Source:
https://scmp.com/article/248156/koreas-leaders-fail-their-duty-people

Korea's leaders fail in their duty to the people

Today is the day in South Korea of a nationwide general strike called by the country's two largest trade-union federations.

Your first reaction to this is probably that they must be mad.

Korea is in the depths of a recession caused by years of investment in a wide range of projects that never had much chance of paying off their costs.

The won has tumbled, corporate finances are in a precarious state and unemployment is at record-high levels. Surely those in work must be happy to have jobs at all.

But now look at the chart below. It shows that since 1990, the growth of labour productivity in Korea has steadily outpaced the rise in real wages, and has done so according to the latest figures, possibly by the highest margin on record.

Admittedly, the latest productivity figures are only up to December last year and later numbers will certainly show a decline.

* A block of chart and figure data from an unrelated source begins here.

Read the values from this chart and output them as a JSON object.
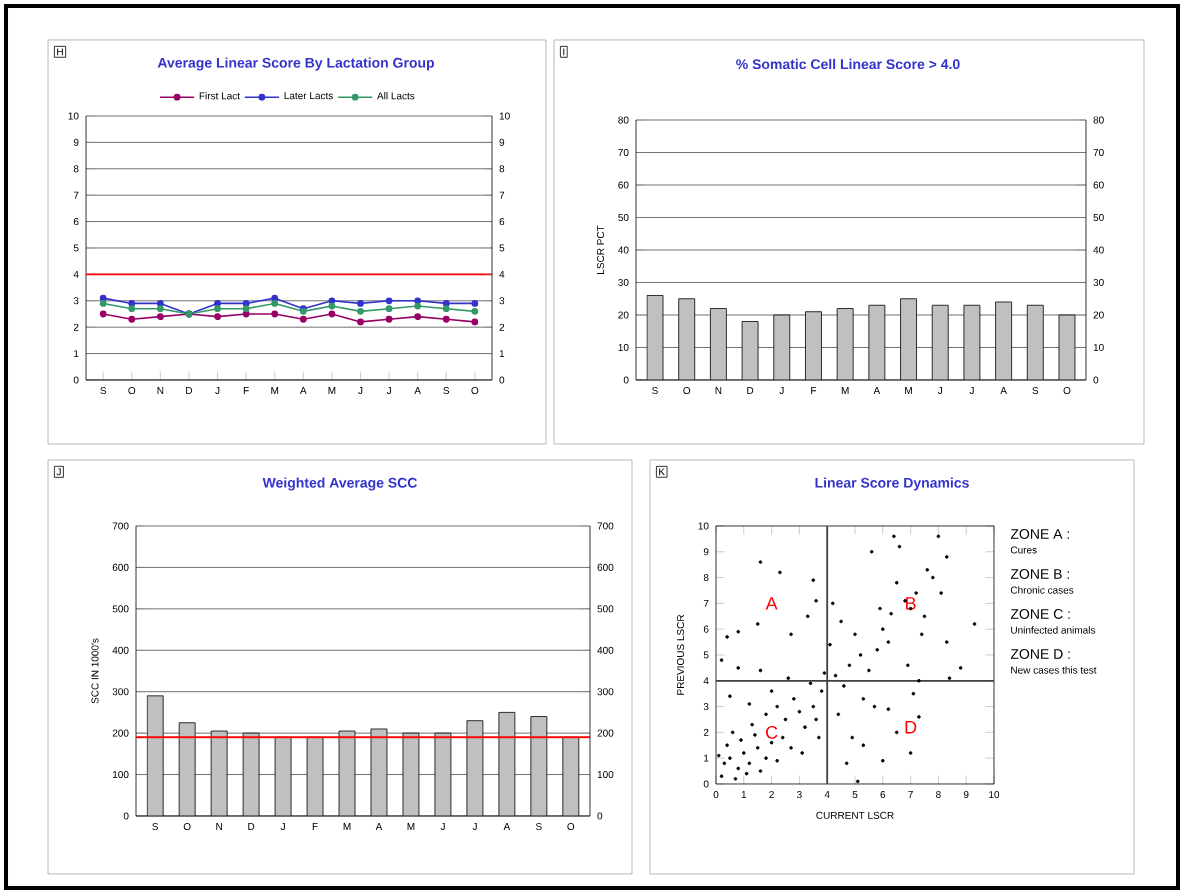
{
  "chart_data": [
    {
      "type": "line",
      "title": "Average Linear Score By Lactation Group",
      "categories": [
        "S",
        "O",
        "N",
        "D",
        "J",
        "F",
        "M",
        "A",
        "M",
        "J",
        "J",
        "A",
        "S",
        "O"
      ],
      "series": [
        {
          "name": "First Lact",
          "color": "#990066",
          "values": [
            2.5,
            2.3,
            2.4,
            2.5,
            2.4,
            2.5,
            2.5,
            2.3,
            2.5,
            2.2,
            2.3,
            2.4,
            2.3,
            2.2
          ]
        },
        {
          "name": "Later Lacts",
          "color": "#3333cc",
          "values": [
            3.1,
            2.9,
            2.9,
            2.5,
            2.9,
            2.9,
            3.1,
            2.7,
            3.0,
            2.9,
            3.0,
            3.0,
            2.9,
            2.9
          ]
        },
        {
          "name": "All Lacts",
          "color": "#339966",
          "values": [
            2.9,
            2.7,
            2.7,
            2.5,
            2.7,
            2.7,
            2.9,
            2.6,
            2.8,
            2.6,
            2.7,
            2.8,
            2.7,
            2.6
          ]
        }
      ],
      "ylim": [
        0,
        10
      ],
      "yticks": [
        0,
        1,
        2,
        3,
        4,
        5,
        6,
        7,
        8,
        9,
        10
      ],
      "y2lim": [
        0,
        10
      ],
      "y2ticks": [
        0,
        1,
        2,
        3,
        4,
        5,
        6,
        7,
        8,
        9,
        10
      ],
      "ref_lines": [
        {
          "axis": "y",
          "value": 4,
          "color": "#ff0000"
        }
      ],
      "grid": "y",
      "legend": "top",
      "marker": "circle",
      "annotations": [
        "H"
      ]
    },
    {
      "type": "bar",
      "title": "% Somatic Cell Linear Score  > 4.0",
      "ylabel": "LSCR PCT",
      "categories": [
        "S",
        "O",
        "N",
        "D",
        "J",
        "F",
        "M",
        "A",
        "M",
        "J",
        "J",
        "A",
        "S",
        "O"
      ],
      "values": [
        26,
        25,
        22,
        18,
        20,
        21,
        22,
        23,
        25,
        23,
        23,
        24,
        23,
        20
      ],
      "color": "#c0c0c0",
      "ylim": [
        0,
        80
      ],
      "yticks": [
        0,
        10,
        20,
        30,
        40,
        50,
        60,
        70,
        80
      ],
      "y2lim": [
        0,
        80
      ],
      "y2ticks": [
        0,
        10,
        20,
        30,
        40,
        50,
        60,
        70,
        80
      ],
      "grid": "y",
      "annotations": [
        "I"
      ]
    },
    {
      "type": "bar",
      "title": "Weighted Average SCC",
      "ylabel": "SCC IN 1000's",
      "categories": [
        "S",
        "O",
        "N",
        "D",
        "J",
        "F",
        "M",
        "A",
        "M",
        "J",
        "J",
        "A",
        "S",
        "O"
      ],
      "values": [
        290,
        225,
        205,
        200,
        190,
        190,
        205,
        210,
        200,
        200,
        230,
        250,
        240,
        190
      ],
      "color": "#c0c0c0",
      "ylim": [
        0,
        700
      ],
      "yticks": [
        0,
        100,
        200,
        300,
        400,
        500,
        600,
        700
      ],
      "y2lim": [
        0,
        700
      ],
      "y2ticks": [
        0,
        100,
        200,
        300,
        400,
        500,
        600,
        700
      ],
      "ref_lines": [
        {
          "axis": "y",
          "value": 190,
          "color": "#ff0000"
        }
      ],
      "grid": "y",
      "annotations": [
        "J"
      ]
    },
    {
      "type": "scatter",
      "title": "Linear Score Dynamics",
      "xlabel": "CURRENT LSCR",
      "ylabel": "PREVIOUS LSCR",
      "color": "#000000",
      "marker": "circle",
      "x": [
        0.2,
        0.5,
        0.8,
        1.0,
        1.2,
        0.4,
        1.5,
        0.7,
        1.1,
        1.8,
        0.3,
        1.4,
        2.0,
        0.9,
        1.6,
        0.1,
        2.2,
        1.3,
        0.6,
        2.4,
        2.5,
        3.0,
        2.8,
        3.5,
        3.2,
        2.2,
        3.8,
        3.4,
        2.7,
        3.6,
        1.8,
        3.9,
        2.0,
        1.2,
        0.5,
        3.1,
        2.6,
        3.7,
        1.6,
        0.8,
        4.3,
        4.6,
        4.8,
        5.2,
        5.5,
        4.4,
        4.9,
        5.3,
        4.1,
        5.0,
        5.8,
        4.7,
        5.1,
        4.5,
        5.7,
        4.2,
        5.6,
        6.0,
        6.3,
        6.8,
        7.2,
        7.0,
        6.5,
        7.5,
        7.8,
        8.1,
        6.2,
        7.4,
        8.3,
        8.0,
        6.4,
        6.6,
        7.6,
        9.3,
        8.8,
        8.3,
        6.9,
        7.3,
        8.4,
        5.9,
        1.6,
        2.3,
        3.5,
        3.6,
        1.5,
        0.4,
        0.8,
        2.7,
        3.3,
        0.2,
        6.5,
        7.0,
        7.3,
        6.0,
        5.3,
        7.1,
        6.2
      ],
      "values": [
        0.3,
        1.0,
        0.6,
        1.2,
        0.8,
        1.5,
        1.4,
        0.2,
        0.4,
        1.0,
        0.8,
        1.9,
        1.6,
        1.7,
        0.5,
        1.1,
        0.9,
        2.3,
        2.0,
        1.8,
        2.5,
        2.8,
        3.3,
        3.0,
        2.2,
        3.0,
        3.6,
        3.9,
        1.4,
        2.5,
        2.7,
        4.3,
        3.6,
        3.1,
        3.4,
        1.2,
        4.1,
        1.8,
        4.4,
        4.5,
        4.2,
        3.8,
        4.6,
        5.0,
        4.4,
        2.7,
        1.8,
        3.3,
        5.4,
        5.8,
        5.2,
        0.8,
        0.1,
        6.3,
        3.0,
        7.0,
        9.0,
        6.0,
        6.6,
        7.1,
        7.4,
        6.8,
        7.8,
        6.5,
        8.0,
        7.4,
        5.5,
        5.8,
        8.8,
        9.6,
        9.6,
        9.2,
        8.3,
        6.2,
        4.5,
        5.5,
        4.6,
        4.0,
        4.1,
        6.8,
        8.6,
        8.2,
        7.9,
        7.1,
        6.2,
        5.7,
        5.9,
        5.8,
        6.5,
        4.8,
        2.0,
        1.2,
        2.6,
        0.9,
        1.5,
        3.5,
        2.9
      ],
      "xlim": [
        0,
        10
      ],
      "xticks": [
        0,
        1,
        2,
        3,
        4,
        5,
        6,
        7,
        8,
        9,
        10
      ],
      "ylim": [
        0,
        10
      ],
      "yticks": [
        0,
        1,
        2,
        3,
        4,
        5,
        6,
        7,
        8,
        9,
        10
      ],
      "ref_lines": [
        {
          "axis": "x",
          "value": 4,
          "color": "#404040"
        },
        {
          "axis": "y",
          "value": 4,
          "color": "#404040"
        }
      ],
      "annotations": [
        "K",
        "A",
        "B",
        "C",
        "D",
        "ZONE A :",
        "Cures",
        "ZONE B :",
        "Chronic cases",
        "ZONE C :",
        "Uninfected animals",
        "ZONE D :",
        "New cases this test"
      ]
    }
  ]
}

But real wages, estimated here for last year and the beginning of this year on the basis of nominal monthly wage earnings, will also be down further.

Contrary as these figures may seem to the widespread perception of Korean labour as strike-happy and over-indulged, these are the South Korean Government's own figures. It is time to hoist that government on them.

The official talk is all about belt-tightening but there is a well-known story that applies here. It is the one of the boy who cried wolf too often while tending a flock of sheep.

Why should the workforce pay much heed to the Kim administration's pleas that they must tighten their belts when they have been told for as far back as they can remember that times are hard and they must all pull their belts in another notch? As the productivity figures attest, so far this decade Koreans produced more and accepted lower growth in real wages than the output increase.

What is more, they did it in working conditions that few would care to share. Only a few years ago, Hyundai's car plants in Ulsan were unheated and perhaps they still are.

In the middle of bitter Korean winters, employees were left to blow on their knuckles to limber them up enough for the job of bolting on the metalwork.

What wonderful job satisfaction this must give.

But their politicians only urged them to do even more in the cause of national pride.

They heeded these calls to the flag, trusting the leadership to steer them in the right direction and confident their patriotism would ultimately bring monetary reward.

Well, it has all gone wrong. South Korea has become an industrial power that can make almost anything any other industrial power can make except just one thing.

That one thing happens to be money. Korea's leaders in government and industry have the magic touch here. They have proved they can make money vanish.

And so there is reason for some sympathy with the wage slaves that will gather on the streets of the main industrial centres today.

They may be mad. They are also angry and they have some right to be. Their hard work has been betrayed.